The speak_text function is what gives the assistant its voice.

def speak_text(text_to_speak, lang='en'):
    # Define a function that converts text to speech, default language is English
    
    print(f"Assistant (speaking): {text_to_speak}")
    # Print the text for reference so the user can see what is being spoken
    
    try:
        pygame.mixer.init()
        # Initialize the Pygame mixer module for audio playback
        
        tts = gTTS(text=text_to_speak, lang=lang, slow=False)
        # Create a Google Text-to-Speech (gTTS) object with the provided text and language
        # 'slow=False' makes the speech sound more natural (not slow-paced)
        
        mp3_filename = "response_audio.mp3"
        # Set the filename where the generated speech will be saved
        
        tts.save(mp3_filename)
        # Save the generated speech as an MP3 file
        
        pygame.mixer.music.load(mp3_filename)
        # Load the MP3 file into Pygame's music player for playback
        
        pygame.mixer.music.play()
        # Start playing the speech audio
        
        while pygame.mixer.music.get_busy():
            pygame.time.Clock().tick(10)
        # Keep the program running (by checking if playback is ongoing)
        # This prevents the script from ending before the speech finishes
        # The clock.tick(10) ensures it checks 10 times per second
        
        pygame.mixer.quit()
        # Quit the Pygame mixer once playback is complete to free resources
        
        os.remove(mp3_filename)
        # Delete the temporary MP3 file after playback to clean up
        
    except Exception as e:
        print(f"Error in Text-to-Speech: {e}")
        # Catch and display any errors that occur during the speech generation or playback

This function takes a text string, prints it for reference, then uses the gTTS (Google Text-to-Speech) library to generate a temporary MP3 audio file. It plays the file through the system’s speakers using the pygame library, waits until playback is finished, and then deletes the file. Error handling is included to catch issues during the process.

Testing the assistant

Below is a demonstration of the functioning of the custom voice assistant. To compare its performance with Google Assistant, I have asked the same question from Google as well as from the custom assistant.

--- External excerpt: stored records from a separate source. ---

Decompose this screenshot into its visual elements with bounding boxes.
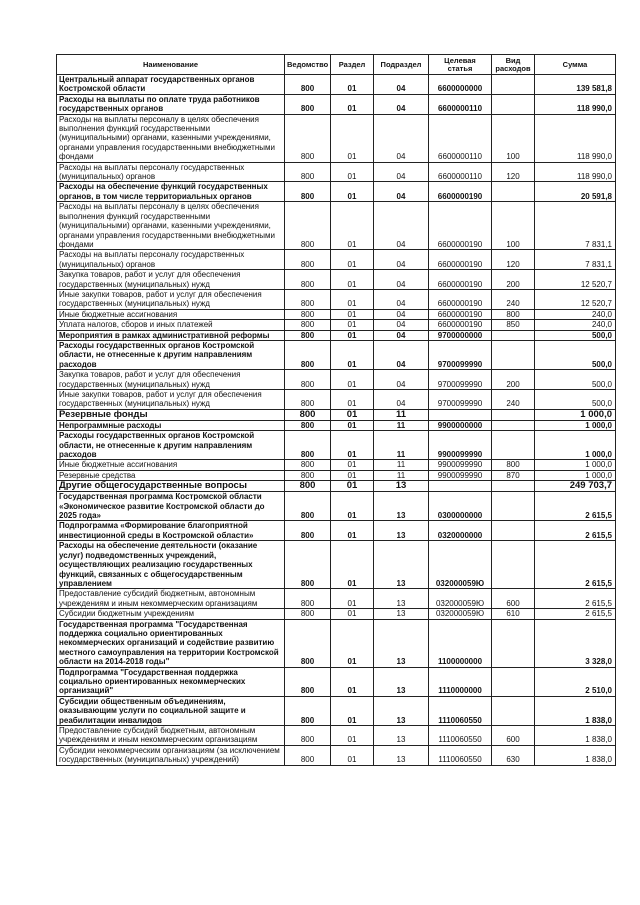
cell-name: Подпрограмма «Формирование благоприятной инвестиционной среды в Костромской области» <box>57 521 285 541</box>
cell-name: Расходы на выплаты по оплате труда работников государственных органов <box>57 94 285 114</box>
cell-sum: 500,0 <box>535 370 616 390</box>
cell-name: Подпрограмма "Государственная поддержка социально ориентированных некоммерческих организаций" <box>57 667 285 696</box>
cell-subsection: 13 <box>374 481 429 492</box>
cell-target-article: 032000059Ю <box>429 541 492 589</box>
cell-expense-type <box>492 541 535 589</box>
cell-target-article: 9900000000 <box>429 420 492 430</box>
cell-sum: 2 510,0 <box>535 667 616 696</box>
cell-sum: 1 000,0 <box>535 460 616 470</box>
cell-section: 01 <box>331 696 374 725</box>
cell-expense-type <box>492 492 535 521</box>
cell-expense-type <box>492 481 535 492</box>
budget-table <box>56 54 616 766</box>
cell-section: 01 <box>331 589 374 609</box>
cell-section: 01 <box>331 745 374 765</box>
cell-expense-type: 240 <box>492 289 535 309</box>
cell-section: 01 <box>331 481 374 492</box>
cell-expense-type <box>492 619 535 667</box>
cell-name: Непрограммные расходы <box>57 420 285 430</box>
cell-section: 01 <box>331 114 374 162</box>
table-row <box>57 320 616 330</box>
cell-section: 01 <box>331 94 374 114</box>
cell-section: 01 <box>331 270 374 290</box>
cell-expense-type: 100 <box>492 202 535 250</box>
cell-name: Расходы на обеспечение функций государственных органов, в том числе территориальных органов <box>57 182 285 202</box>
cell-department: 800 <box>285 202 331 250</box>
cell-subsection: 13 <box>374 696 429 725</box>
cell-expense-type <box>492 521 535 541</box>
cell-department: 800 <box>285 420 331 430</box>
cell-name: Расходы на выплаты персоналу государственных (муниципальных) органов <box>57 162 285 182</box>
cell-section: 01 <box>331 492 374 521</box>
table-row <box>57 114 616 162</box>
cell-department: 800 <box>285 745 331 765</box>
cell-subsection: 04 <box>374 320 429 330</box>
cell-expense-type: 610 <box>492 609 535 619</box>
cell-sum: 2 615,5 <box>535 521 616 541</box>
cell-department: 800 <box>285 94 331 114</box>
cell-target-article: 032000059Ю <box>429 609 492 619</box>
cell-target-article: 6600000110 <box>429 162 492 182</box>
cell-expense-type: 600 <box>492 589 535 609</box>
cell-subsection: 11 <box>374 409 429 420</box>
cell-department: 800 <box>285 521 331 541</box>
cell-name: Предоставление субсидий бюджетным, автономным учреждениям и иным некоммерческим организациям <box>57 726 285 746</box>
cell-department: 800 <box>285 309 331 319</box>
table-row <box>57 619 616 667</box>
table-row <box>57 289 616 309</box>
cell-target-article: 9700099990 <box>429 370 492 390</box>
cell-expense-type <box>492 431 535 460</box>
cell-department: 800 <box>285 726 331 746</box>
table-row <box>57 162 616 182</box>
cell-target-article: 1100000000 <box>429 619 492 667</box>
cell-expense-type <box>492 696 535 725</box>
cell-sum: 2 615,5 <box>535 589 616 609</box>
table-row <box>57 745 616 765</box>
table-row <box>57 370 616 390</box>
cell-sum: 118 990,0 <box>535 114 616 162</box>
cell-expense-type: 870 <box>492 470 535 480</box>
table-row <box>57 420 616 430</box>
table-row <box>57 470 616 480</box>
cell-sum: 12 520,7 <box>535 289 616 309</box>
table-row <box>57 330 616 340</box>
cell-section: 01 <box>331 541 374 589</box>
cell-target-article: 9700099990 <box>429 390 492 410</box>
cell-subsection: 13 <box>374 541 429 589</box>
cell-name: Расходы государственных органов Костромской области, не отнесенные к другим направлениям расходов <box>57 340 285 369</box>
cell-target-article: 1110060550 <box>429 726 492 746</box>
cell-expense-type: 800 <box>492 460 535 470</box>
cell-subsection: 13 <box>374 619 429 667</box>
cell-section: 01 <box>331 420 374 430</box>
cell-target-article: 0300000000 <box>429 492 492 521</box>
cell-department: 800 <box>285 460 331 470</box>
cell-target-article: 6600000190 <box>429 320 492 330</box>
table-row <box>57 541 616 589</box>
cell-department: 800 <box>285 667 331 696</box>
table-row <box>57 492 616 521</box>
table-row <box>57 390 616 410</box>
cell-sum: 1 838,0 <box>535 726 616 746</box>
cell-sum: 500,0 <box>535 330 616 340</box>
table-row <box>57 696 616 725</box>
cell-subsection: 04 <box>374 309 429 319</box>
cell-subsection: 11 <box>374 470 429 480</box>
table-row <box>57 270 616 290</box>
cell-name: Иные закупки товаров, работ и услуг для обеспечения государственных (муниципальных) нужд <box>57 390 285 410</box>
cell-department: 800 <box>285 340 331 369</box>
cell-subsection: 04 <box>374 289 429 309</box>
header-sum: Сумма <box>535 55 616 75</box>
cell-department: 800 <box>285 492 331 521</box>
cell-name: Предоставление субсидий бюджетным, автономным учреждениям и иным некоммерческим организациям <box>57 589 285 609</box>
cell-expense-type: 240 <box>492 390 535 410</box>
cell-name: Уплата налогов, сборов и иных платежей <box>57 320 285 330</box>
cell-subsection: 13 <box>374 609 429 619</box>
cell-name: Мероприятия в рамках административной реформы <box>57 330 285 340</box>
cell-subsection: 04 <box>374 250 429 270</box>
cell-department: 800 <box>285 390 331 410</box>
cell-section: 01 <box>331 202 374 250</box>
cell-department: 800 <box>285 75 331 95</box>
table-row <box>57 75 616 95</box>
cell-name: Расходы государственных органов Костромской области, не отнесенные к другим направлениям расходов <box>57 431 285 460</box>
cell-department: 800 <box>285 289 331 309</box>
table-row <box>57 431 616 460</box>
cell-sum: 12 520,7 <box>535 270 616 290</box>
cell-expense-type: 630 <box>492 745 535 765</box>
cell-subsection: 11 <box>374 460 429 470</box>
cell-sum: 1 000,0 <box>535 470 616 480</box>
cell-name: Расходы на выплаты персоналу государственных (муниципальных) органов <box>57 250 285 270</box>
cell-section: 01 <box>331 370 374 390</box>
cell-sum: 7 831,1 <box>535 250 616 270</box>
cell-section: 01 <box>331 162 374 182</box>
header-subsection: Подраздел <box>374 55 429 75</box>
cell-target-article: 9700000000 <box>429 330 492 340</box>
table-row <box>57 340 616 369</box>
table-row <box>57 521 616 541</box>
cell-expense-type <box>492 330 535 340</box>
cell-target-article: 6600000190 <box>429 270 492 290</box>
table-body <box>57 75 616 766</box>
cell-name: Другие общегосударственные вопросы <box>57 481 285 492</box>
cell-sum: 20 591,8 <box>535 182 616 202</box>
table-row <box>57 182 616 202</box>
cell-target-article: 6600000110 <box>429 94 492 114</box>
cell-department: 800 <box>285 470 331 480</box>
cell-subsection: 04 <box>374 75 429 95</box>
cell-section: 01 <box>331 667 374 696</box>
cell-section: 01 <box>331 470 374 480</box>
cell-expense-type: 120 <box>492 250 535 270</box>
cell-sum: 240,0 <box>535 309 616 319</box>
cell-sum: 500,0 <box>535 390 616 410</box>
table-row <box>57 409 616 420</box>
cell-sum: 2 615,5 <box>535 609 616 619</box>
cell-target-article <box>429 481 492 492</box>
cell-target-article: 032000059Ю <box>429 589 492 609</box>
cell-section: 01 <box>331 431 374 460</box>
cell-name: Расходы на обеспечение деятельности (оказание услуг) подведомственных учреждений, осуществляющих реализацию государственных функций, связанных с общегосударственным управлением <box>57 541 285 589</box>
cell-department: 800 <box>285 370 331 390</box>
table-row <box>57 202 616 250</box>
cell-expense-type: 850 <box>492 320 535 330</box>
cell-target-article: 6600000110 <box>429 114 492 162</box>
cell-target-article: 9900099990 <box>429 431 492 460</box>
cell-name: Закупка товаров, работ и услуг для обеспечения государственных (муниципальных) нужд <box>57 370 285 390</box>
cell-target-article: 6600000190 <box>429 289 492 309</box>
cell-section: 01 <box>331 521 374 541</box>
cell-name: Иные бюджетные ассигнования <box>57 309 285 319</box>
cell-target-article: 9700099990 <box>429 340 492 369</box>
cell-target-article <box>429 409 492 420</box>
cell-sum: 1 000,0 <box>535 431 616 460</box>
cell-sum: 249 703,7 <box>535 481 616 492</box>
cell-department: 800 <box>285 431 331 460</box>
cell-department: 800 <box>285 250 331 270</box>
cell-section: 01 <box>331 320 374 330</box>
cell-subsection: 11 <box>374 420 429 430</box>
cell-subsection: 04 <box>374 182 429 202</box>
budget-table-page <box>56 54 615 766</box>
cell-expense-type <box>492 182 535 202</box>
cell-subsection: 04 <box>374 370 429 390</box>
table-row <box>57 250 616 270</box>
cell-target-article: 1110000000 <box>429 667 492 696</box>
cell-subsection: 13 <box>374 492 429 521</box>
cell-target-article: 6600000190 <box>429 309 492 319</box>
cell-sum: 1 838,0 <box>535 696 616 725</box>
table-row <box>57 726 616 746</box>
cell-subsection: 04 <box>374 162 429 182</box>
cell-name: Субсидии бюджетным учреждениям <box>57 609 285 619</box>
cell-subsection: 13 <box>374 667 429 696</box>
cell-name: Расходы на выплаты персоналу в целях обеспечения выполнения функций государственными (муниципальными) органами, казенными учреждениями, органами управления государственными внебюджетными фондами <box>57 202 285 250</box>
cell-section: 01 <box>331 460 374 470</box>
header-name: Наименование <box>57 55 285 75</box>
cell-name: Государственная программа "Государственная поддержка социально ориентированных некоммерческих организаций и содействие развитию местного самоуправления на территории Костромской области на 2014-2018 годы" <box>57 619 285 667</box>
cell-expense-type <box>492 420 535 430</box>
cell-section: 01 <box>331 330 374 340</box>
cell-section: 01 <box>331 390 374 410</box>
cell-target-article: 6600000190 <box>429 202 492 250</box>
cell-department: 800 <box>285 320 331 330</box>
cell-sum: 500,0 <box>535 340 616 369</box>
cell-name: Иные закупки товаров, работ и услуг для обеспечения государственных (муниципальных) нужд <box>57 289 285 309</box>
cell-sum: 118 990,0 <box>535 162 616 182</box>
cell-department: 800 <box>285 481 331 492</box>
table-row <box>57 460 616 470</box>
cell-subsection: 04 <box>374 94 429 114</box>
cell-name: Центральный аппарат государственных органов Костромской области <box>57 75 285 95</box>
cell-subsection: 04 <box>374 202 429 250</box>
cell-sum: 139 581,8 <box>535 75 616 95</box>
cell-section: 01 <box>331 289 374 309</box>
cell-name: Закупка товаров, работ и услуг для обеспечения государственных (муниципальных) нужд <box>57 270 285 290</box>
cell-target-article: 0320000000 <box>429 521 492 541</box>
cell-subsection: 04 <box>374 270 429 290</box>
cell-expense-type <box>492 340 535 369</box>
cell-subsection: 04 <box>374 340 429 369</box>
table-row <box>57 667 616 696</box>
header-department: Ведомство <box>285 55 331 75</box>
table-row <box>57 309 616 319</box>
cell-expense-type: 200 <box>492 270 535 290</box>
cell-department: 800 <box>285 409 331 420</box>
cell-sum: 1 000,0 <box>535 409 616 420</box>
table-row <box>57 589 616 609</box>
cell-sum: 1 000,0 <box>535 420 616 430</box>
cell-sum: 2 615,5 <box>535 492 616 521</box>
cell-name: Резервные фонды <box>57 409 285 420</box>
cell-subsection: 11 <box>374 431 429 460</box>
cell-section: 01 <box>331 340 374 369</box>
cell-target-article: 1110060550 <box>429 745 492 765</box>
cell-sum: 240,0 <box>535 320 616 330</box>
cell-expense-type: 600 <box>492 726 535 746</box>
cell-subsection: 04 <box>374 330 429 340</box>
cell-department: 800 <box>285 609 331 619</box>
cell-target-article: 6600000190 <box>429 182 492 202</box>
cell-section: 01 <box>331 250 374 270</box>
cell-sum: 118 990,0 <box>535 94 616 114</box>
cell-department: 800 <box>285 270 331 290</box>
cell-section: 01 <box>331 619 374 667</box>
header-expense-type: Вид расходов <box>492 55 535 75</box>
table-row <box>57 94 616 114</box>
table-row <box>57 481 616 492</box>
cell-target-article: 9900099990 <box>429 460 492 470</box>
cell-department: 800 <box>285 541 331 589</box>
cell-section: 01 <box>331 609 374 619</box>
cell-department: 800 <box>285 696 331 725</box>
table-row <box>57 609 616 619</box>
cell-department: 800 <box>285 589 331 609</box>
header-section: Раздел <box>331 55 374 75</box>
cell-section: 01 <box>331 182 374 202</box>
cell-target-article: 6600000190 <box>429 250 492 270</box>
cell-expense-type <box>492 75 535 95</box>
cell-subsection: 04 <box>374 390 429 410</box>
cell-target-article: 9900099990 <box>429 470 492 480</box>
cell-subsection: 13 <box>374 521 429 541</box>
cell-expense-type: 100 <box>492 114 535 162</box>
cell-sum: 1 838,0 <box>535 745 616 765</box>
table-header-row <box>57 55 616 75</box>
cell-name: Расходы на выплаты персоналу в целях обеспечения выполнения функций государственными (муниципальными) органами, казенными учреждениями, органами управления государственными внебюджетными фондами <box>57 114 285 162</box>
cell-subsection: 04 <box>374 114 429 162</box>
cell-department: 800 <box>285 114 331 162</box>
cell-department: 800 <box>285 182 331 202</box>
cell-expense-type: 200 <box>492 370 535 390</box>
cell-department: 800 <box>285 162 331 182</box>
cell-section: 01 <box>331 409 374 420</box>
cell-sum: 3 328,0 <box>535 619 616 667</box>
cell-expense-type <box>492 409 535 420</box>
cell-department: 800 <box>285 619 331 667</box>
cell-target-article: 1110060550 <box>429 696 492 725</box>
cell-name: Иные бюджетные ассигнования <box>57 460 285 470</box>
cell-subsection: 13 <box>374 726 429 746</box>
cell-subsection: 13 <box>374 745 429 765</box>
cell-sum: 2 615,5 <box>535 541 616 589</box>
cell-expense-type <box>492 94 535 114</box>
cell-subsection: 13 <box>374 589 429 609</box>
cell-target-article: 6600000000 <box>429 75 492 95</box>
cell-expense-type: 120 <box>492 162 535 182</box>
header-target-article: Целевая статья <box>429 55 492 75</box>
cell-section: 01 <box>331 309 374 319</box>
cell-section: 01 <box>331 75 374 95</box>
cell-section: 01 <box>331 726 374 746</box>
cell-name: Субсидии общественным объединениям, оказывающим услуги по социальной защите и реабилитации инвалидов <box>57 696 285 725</box>
cell-sum: 7 831,1 <box>535 202 616 250</box>
cell-name: Субсидии некоммерческим организациям (за исключением государственных (муниципальных) учреждений) <box>57 745 285 765</box>
cell-name: Государственная программа Костромской области «Экономическое развитие Костромской области до 2025 года» <box>57 492 285 521</box>
cell-expense-type: 800 <box>492 309 535 319</box>
cell-department: 800 <box>285 330 331 340</box>
cell-expense-type <box>492 667 535 696</box>
cell-name: Резервные средства <box>57 470 285 480</box>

As you can see, Google provides links to the answer rather than providing a brief summary of what the user wants. The custom assistant goes further and provides a summary and is more helpful and informational.

Conclusion

In this article, we looked at the process of building a fully functional, hands-free voice assistant on a Raspberry Pi. By combining the power of a custom wake word and the Perplexity API by using Python, we created a simple voice assistant device that helps in getting information quickly.

The key advantage of this LLM-based approach is its ability to deliver direct, synthesized answers to complex and current questions — a task where assistants like Google Assistant often fall short by simply providing a list of search links. Instead of acting as a mere voice interface for a search engine, our assistant functions as a true answer engine, parsing real-time web results to give a single, concise response. The future of voice assistants lies in this deeper, more intelligent integration, and building your own is the best way to explore it.